While some people are inclined to simply throw unwanted items into the rubbish, we say put down those plastic bags and take a different approach. Go through your clothes and accessories to find items which you no longer wear or want. Give them a wash on a planet-friendly cool setting before taking them down to your local recycling centre or op shop. This is a great way to cut down on the amount of waste you produce, as well as send your belongings to a new home for a new lease of life. Plus, be sure to pack them in reusable bags and walk or take public transport so fewer harmful emissions are emitted into the atmosphere as a result of your journey.

National OpShop Week recently took place across Australia at the end of August, highlighting this important aspect of the national retail sector.
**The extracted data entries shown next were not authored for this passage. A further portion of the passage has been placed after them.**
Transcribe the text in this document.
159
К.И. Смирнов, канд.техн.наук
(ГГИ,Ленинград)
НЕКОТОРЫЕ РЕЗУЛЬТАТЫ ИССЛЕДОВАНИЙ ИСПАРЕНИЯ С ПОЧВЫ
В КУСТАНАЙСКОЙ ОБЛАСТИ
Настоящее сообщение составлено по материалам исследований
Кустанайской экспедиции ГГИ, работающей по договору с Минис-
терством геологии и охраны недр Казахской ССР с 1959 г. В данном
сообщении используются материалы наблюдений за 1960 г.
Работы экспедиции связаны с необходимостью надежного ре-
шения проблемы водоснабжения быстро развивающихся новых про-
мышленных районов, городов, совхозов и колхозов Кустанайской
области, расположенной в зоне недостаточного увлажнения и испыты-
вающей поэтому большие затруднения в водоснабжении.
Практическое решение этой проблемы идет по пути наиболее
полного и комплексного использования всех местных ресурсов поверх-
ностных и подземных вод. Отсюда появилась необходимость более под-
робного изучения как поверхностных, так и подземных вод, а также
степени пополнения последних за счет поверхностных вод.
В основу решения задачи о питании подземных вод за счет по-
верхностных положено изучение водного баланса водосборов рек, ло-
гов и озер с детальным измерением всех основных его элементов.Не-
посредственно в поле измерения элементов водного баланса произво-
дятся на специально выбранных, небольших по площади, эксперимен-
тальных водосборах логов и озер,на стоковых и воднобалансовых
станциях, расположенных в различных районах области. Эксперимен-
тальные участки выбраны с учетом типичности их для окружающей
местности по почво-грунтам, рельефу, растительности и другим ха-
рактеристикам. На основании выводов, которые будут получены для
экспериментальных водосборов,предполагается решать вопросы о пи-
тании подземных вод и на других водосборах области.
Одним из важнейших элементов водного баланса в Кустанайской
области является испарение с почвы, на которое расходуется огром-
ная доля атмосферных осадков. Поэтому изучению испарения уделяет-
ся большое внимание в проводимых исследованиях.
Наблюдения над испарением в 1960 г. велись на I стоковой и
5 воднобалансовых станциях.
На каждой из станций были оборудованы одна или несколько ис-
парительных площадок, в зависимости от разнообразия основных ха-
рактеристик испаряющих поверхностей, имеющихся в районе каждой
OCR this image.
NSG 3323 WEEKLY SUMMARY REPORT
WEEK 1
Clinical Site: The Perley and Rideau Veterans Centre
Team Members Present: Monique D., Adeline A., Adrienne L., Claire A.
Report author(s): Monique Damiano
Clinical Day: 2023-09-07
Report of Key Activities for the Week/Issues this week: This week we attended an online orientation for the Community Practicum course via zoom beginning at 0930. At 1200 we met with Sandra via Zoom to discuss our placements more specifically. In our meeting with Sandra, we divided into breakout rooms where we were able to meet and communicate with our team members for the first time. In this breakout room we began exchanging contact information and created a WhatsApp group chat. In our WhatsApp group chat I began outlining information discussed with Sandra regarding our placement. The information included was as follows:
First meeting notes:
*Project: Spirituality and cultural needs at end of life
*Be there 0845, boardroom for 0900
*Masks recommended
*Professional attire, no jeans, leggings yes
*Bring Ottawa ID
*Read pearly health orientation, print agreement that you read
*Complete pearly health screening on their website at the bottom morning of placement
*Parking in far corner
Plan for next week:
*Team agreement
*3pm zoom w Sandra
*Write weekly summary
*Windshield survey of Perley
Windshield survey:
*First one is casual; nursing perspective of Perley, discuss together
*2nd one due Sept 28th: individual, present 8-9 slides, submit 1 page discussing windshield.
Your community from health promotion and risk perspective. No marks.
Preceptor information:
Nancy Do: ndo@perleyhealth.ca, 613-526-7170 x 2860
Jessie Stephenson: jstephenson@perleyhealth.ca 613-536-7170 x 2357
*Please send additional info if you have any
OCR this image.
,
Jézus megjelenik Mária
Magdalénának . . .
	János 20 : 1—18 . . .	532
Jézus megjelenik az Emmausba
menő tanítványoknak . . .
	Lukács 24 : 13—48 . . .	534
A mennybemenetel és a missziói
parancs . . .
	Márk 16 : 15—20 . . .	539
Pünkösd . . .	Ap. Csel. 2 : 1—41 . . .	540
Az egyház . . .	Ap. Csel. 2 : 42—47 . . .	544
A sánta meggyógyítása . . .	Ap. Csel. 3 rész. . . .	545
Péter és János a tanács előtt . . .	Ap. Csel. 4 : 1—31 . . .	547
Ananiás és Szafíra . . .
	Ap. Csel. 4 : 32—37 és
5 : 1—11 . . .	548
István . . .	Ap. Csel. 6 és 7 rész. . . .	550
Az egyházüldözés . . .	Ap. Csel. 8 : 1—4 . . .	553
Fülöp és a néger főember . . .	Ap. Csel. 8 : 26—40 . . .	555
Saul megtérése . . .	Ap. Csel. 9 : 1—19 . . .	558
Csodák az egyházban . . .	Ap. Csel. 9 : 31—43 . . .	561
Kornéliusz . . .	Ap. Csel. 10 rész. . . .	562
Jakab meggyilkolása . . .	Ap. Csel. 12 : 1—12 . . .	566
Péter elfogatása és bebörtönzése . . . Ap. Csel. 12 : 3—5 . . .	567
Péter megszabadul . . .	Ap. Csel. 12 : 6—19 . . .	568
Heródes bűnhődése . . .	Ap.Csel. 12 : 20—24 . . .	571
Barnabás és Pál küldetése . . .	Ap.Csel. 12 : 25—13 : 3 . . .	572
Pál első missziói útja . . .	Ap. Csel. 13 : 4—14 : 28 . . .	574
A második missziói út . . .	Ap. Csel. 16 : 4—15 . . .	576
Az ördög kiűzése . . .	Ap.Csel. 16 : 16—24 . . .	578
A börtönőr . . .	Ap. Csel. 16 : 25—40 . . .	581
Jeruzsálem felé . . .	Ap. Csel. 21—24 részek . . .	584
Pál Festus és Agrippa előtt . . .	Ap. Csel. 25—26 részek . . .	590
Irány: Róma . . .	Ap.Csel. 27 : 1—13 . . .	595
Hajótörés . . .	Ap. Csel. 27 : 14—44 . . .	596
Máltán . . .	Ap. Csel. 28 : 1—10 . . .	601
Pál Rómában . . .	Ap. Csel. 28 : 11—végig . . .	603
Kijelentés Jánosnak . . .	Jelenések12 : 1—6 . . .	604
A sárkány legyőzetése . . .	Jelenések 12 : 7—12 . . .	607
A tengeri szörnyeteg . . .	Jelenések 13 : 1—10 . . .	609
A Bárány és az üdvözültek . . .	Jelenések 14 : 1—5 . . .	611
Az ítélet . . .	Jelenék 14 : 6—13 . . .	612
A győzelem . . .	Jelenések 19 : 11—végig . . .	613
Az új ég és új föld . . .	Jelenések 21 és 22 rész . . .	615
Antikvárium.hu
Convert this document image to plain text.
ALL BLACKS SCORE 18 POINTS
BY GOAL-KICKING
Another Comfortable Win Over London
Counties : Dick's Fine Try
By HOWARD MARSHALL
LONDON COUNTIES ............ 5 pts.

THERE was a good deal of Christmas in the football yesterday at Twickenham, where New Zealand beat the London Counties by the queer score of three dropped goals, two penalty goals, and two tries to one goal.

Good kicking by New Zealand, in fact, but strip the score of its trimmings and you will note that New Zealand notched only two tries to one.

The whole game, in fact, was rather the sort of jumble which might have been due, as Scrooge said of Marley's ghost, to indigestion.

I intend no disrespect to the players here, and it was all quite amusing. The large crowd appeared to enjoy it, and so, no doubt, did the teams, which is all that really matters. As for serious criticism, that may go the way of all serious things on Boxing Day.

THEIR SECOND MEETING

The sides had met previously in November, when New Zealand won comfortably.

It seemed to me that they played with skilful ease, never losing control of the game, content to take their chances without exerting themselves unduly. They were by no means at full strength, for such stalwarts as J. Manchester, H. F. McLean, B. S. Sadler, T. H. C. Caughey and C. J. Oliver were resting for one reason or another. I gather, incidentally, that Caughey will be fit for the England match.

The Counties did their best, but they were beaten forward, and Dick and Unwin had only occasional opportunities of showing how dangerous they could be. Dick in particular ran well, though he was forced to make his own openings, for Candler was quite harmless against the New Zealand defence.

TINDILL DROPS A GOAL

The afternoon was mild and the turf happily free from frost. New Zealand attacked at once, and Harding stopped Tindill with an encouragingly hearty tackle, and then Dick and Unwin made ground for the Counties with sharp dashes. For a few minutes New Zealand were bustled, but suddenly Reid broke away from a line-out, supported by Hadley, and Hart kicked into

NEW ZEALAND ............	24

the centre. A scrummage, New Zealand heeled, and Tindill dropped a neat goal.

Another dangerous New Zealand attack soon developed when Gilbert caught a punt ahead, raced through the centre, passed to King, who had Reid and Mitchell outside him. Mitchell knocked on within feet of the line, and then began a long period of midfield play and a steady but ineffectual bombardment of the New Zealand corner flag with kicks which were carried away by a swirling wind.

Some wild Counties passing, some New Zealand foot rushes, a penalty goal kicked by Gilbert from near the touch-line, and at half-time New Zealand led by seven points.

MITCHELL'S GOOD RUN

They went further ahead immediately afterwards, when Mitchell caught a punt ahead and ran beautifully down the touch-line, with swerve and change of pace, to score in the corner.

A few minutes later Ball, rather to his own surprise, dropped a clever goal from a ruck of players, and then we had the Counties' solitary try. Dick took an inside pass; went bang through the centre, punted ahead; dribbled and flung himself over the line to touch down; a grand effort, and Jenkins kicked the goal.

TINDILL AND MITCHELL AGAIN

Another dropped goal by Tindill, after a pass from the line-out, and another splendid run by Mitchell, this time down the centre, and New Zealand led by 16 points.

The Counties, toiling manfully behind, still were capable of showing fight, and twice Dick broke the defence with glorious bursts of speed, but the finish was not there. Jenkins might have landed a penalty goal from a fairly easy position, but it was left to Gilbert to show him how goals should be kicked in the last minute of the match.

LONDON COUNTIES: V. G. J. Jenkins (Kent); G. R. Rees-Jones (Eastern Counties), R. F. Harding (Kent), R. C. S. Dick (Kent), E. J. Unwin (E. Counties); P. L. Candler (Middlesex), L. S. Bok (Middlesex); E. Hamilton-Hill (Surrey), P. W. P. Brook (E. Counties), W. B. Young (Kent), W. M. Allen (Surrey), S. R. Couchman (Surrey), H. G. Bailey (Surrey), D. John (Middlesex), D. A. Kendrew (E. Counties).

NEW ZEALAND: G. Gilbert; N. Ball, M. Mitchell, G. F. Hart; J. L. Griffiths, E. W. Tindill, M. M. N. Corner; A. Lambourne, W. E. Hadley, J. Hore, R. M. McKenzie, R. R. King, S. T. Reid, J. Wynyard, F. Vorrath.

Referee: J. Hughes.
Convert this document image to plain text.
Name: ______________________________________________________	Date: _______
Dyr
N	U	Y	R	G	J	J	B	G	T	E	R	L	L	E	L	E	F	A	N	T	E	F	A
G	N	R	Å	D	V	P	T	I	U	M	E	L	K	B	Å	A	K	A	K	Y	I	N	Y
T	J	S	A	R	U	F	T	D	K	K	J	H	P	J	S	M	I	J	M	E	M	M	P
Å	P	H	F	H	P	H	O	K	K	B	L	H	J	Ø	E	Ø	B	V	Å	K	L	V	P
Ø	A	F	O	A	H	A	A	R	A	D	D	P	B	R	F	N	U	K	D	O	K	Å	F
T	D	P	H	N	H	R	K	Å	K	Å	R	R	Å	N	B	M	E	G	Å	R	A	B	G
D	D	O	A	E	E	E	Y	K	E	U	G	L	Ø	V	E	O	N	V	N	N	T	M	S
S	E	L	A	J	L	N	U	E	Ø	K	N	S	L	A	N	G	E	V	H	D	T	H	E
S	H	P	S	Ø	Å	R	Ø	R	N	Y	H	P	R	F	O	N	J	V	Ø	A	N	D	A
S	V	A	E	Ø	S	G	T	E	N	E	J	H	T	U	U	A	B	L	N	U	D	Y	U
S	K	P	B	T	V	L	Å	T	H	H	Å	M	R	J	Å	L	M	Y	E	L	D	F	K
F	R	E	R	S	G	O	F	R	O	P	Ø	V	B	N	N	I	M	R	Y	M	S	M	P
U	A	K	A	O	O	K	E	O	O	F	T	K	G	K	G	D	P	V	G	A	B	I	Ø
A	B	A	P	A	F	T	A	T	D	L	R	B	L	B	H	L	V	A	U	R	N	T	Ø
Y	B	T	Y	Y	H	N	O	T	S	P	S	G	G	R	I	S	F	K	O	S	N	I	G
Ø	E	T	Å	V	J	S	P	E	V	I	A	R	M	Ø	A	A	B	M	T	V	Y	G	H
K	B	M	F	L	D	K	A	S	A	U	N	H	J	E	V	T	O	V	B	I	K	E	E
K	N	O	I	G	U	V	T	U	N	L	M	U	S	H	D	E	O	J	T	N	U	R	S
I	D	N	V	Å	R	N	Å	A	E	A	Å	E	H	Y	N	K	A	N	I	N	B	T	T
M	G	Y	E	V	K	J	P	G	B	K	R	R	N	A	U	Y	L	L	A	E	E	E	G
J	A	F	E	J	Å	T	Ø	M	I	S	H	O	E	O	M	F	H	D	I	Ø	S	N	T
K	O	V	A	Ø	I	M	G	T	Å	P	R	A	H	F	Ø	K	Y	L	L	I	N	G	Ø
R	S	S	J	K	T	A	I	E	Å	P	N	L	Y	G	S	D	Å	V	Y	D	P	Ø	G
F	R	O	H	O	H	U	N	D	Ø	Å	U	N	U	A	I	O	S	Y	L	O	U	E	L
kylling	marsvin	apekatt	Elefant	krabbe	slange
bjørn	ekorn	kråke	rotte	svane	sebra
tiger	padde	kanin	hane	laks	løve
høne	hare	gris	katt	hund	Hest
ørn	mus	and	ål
Research from the National Association of Charitable Recycling Organisations (NACRO) found recycling clothes helps redirect 300,000 tonnes of items away from landfill each year, showing just how significant the effects of throwing away unwanted clothes can be.

Choose clothing carefully

When picking your clothes, you can make more eco-conscious choices by considering the materials of the items too. Opting for naturally and locally sourced fabrics as much as possible can avoid the planet-harming production processes required to manufacture many traditional clothing materials. Canvas and other organic fabrics can be used to create clothes and accessories, and are often the material of choice for the increasingly fashionable (and sustainable) promotional tote bags.

Check labels and research sustainable clothing options before you decide on an item. Buying locally made items is also another great way to contribute to making the planet healthier, as this cuts down on the carbon footprint of your clothes. Research from Systain, a German consulting firm, and the Otto Group, an international retail contractor, found that a standard white cotton shirt creates more than 10kg of CO2 alone, according to the 2009 study.

Extend the philosophy

It’s not only in your clothing choices that you can be sustainable. Extend this ethos to all areas of your home too. Use eco-friendly products for cleaning your home, specialist green toiletries as part of your beauty regime and even make sure the food that you eat is fresh and locally produced for an array of environmentally aware alternatives. Taking the time to reassess attitudes to clothes, accessories as well as household essentials is easy and quick to do, with the cost-cutting benefits likely to be felt straight away, plus contributing to the longer term well-being of the planet too.

According to research from the University of Missouri, it can also pay to be creative with how you use clothing fabrics too. For instance, denim can be remade to use as insulation or mattress stuffing – proving your old jeans haven’t reached the end of their days just quite yet!

However you decide to incorporate sustainable choices into your wardrobe and home, you can be sure that you’re likely to save money as well as contribute to making the planet a more pleasant and greener place to live. While the effects of such switches such as sustainable clothing may not be immediately obvious on the wider scale, gradual changes to a more sustainable way of life will be beneficial not only for our health but that of the planet too.